El Gran Hotel Budapest: in the Wes.


Wes to Europe.

Esta película debido a la concepción que tiene todo el mundo de sus 7, se puede comentar de dos formas, por su singular director norteamericano Wes Anderson, con su mano especial para el rodaje de secuencias disparatadas y elaboración de escenarios, y por los rostros que en ella aparecen.
Debido a las características en las películas de Wes, ya de por sí conocidas por todos los aficionados al cine y a su legión invariable de acólitos (yo me encuentro entre la espada y la pared, entre cal y arena, entre unas películas que me atraen y otras que aborrezco), prefiero dedicar los designios de este comentario a la expresividad.

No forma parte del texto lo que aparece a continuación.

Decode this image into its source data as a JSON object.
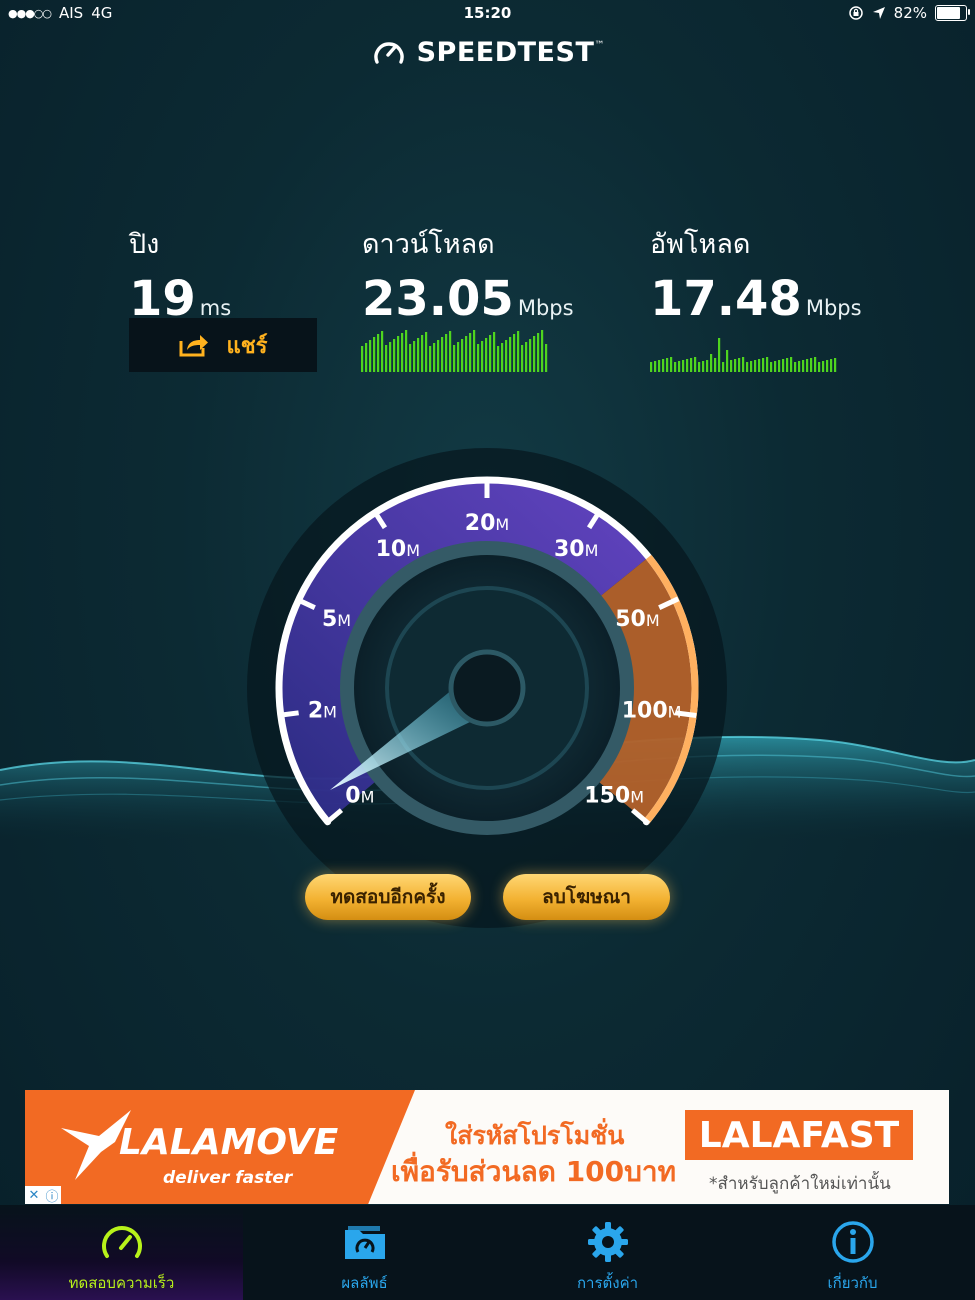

El Gran Hotel Budapest, como otras del mismo director, pretende ejercer su poderío visual sobre el espectador. Abrumado por la diversidad de encuadres y travellings, de secuencias desenfrenadas y estatismo de los actores entregados a su locuacidad e irreverencia interpretativa. Se mantiene en sus trece de, ofrecer su amplia gama colorista entre los tonos ´pasteloides` y el gris ceniciento azulado, enmarcando los diferentes estados de ánimo de los personajes. Buscando que sus secuencias sean recordadas y mantenidas en la retina, sin embargo, es posible que pasado un primer visionado se olviden como un sueño colorista.

Quedarán los rostros de su elenco, maquillaje y vestuario que presentan a rostros de grandes actores y el juego del reconocimiento por parte del público. Caras que demuestran un máster del pagano por la representación del esnobismo (disfrazado de nostalgia), de unos europeos que quedan atrás en el tiempo, ya casi irreconocibles. De unos personajes en una Europa de entreguerras que se reconocen por una pulcritud y estilismo sofisticado, de ricos. Solamente una cara nueva y otra emergente, en enamoramiento juvenil del agrado del director, pero distantes y fríos. Expresiones de romanticismo asexuado, entre el botones Tony Revolory y la pastelera Saoirse Ronan.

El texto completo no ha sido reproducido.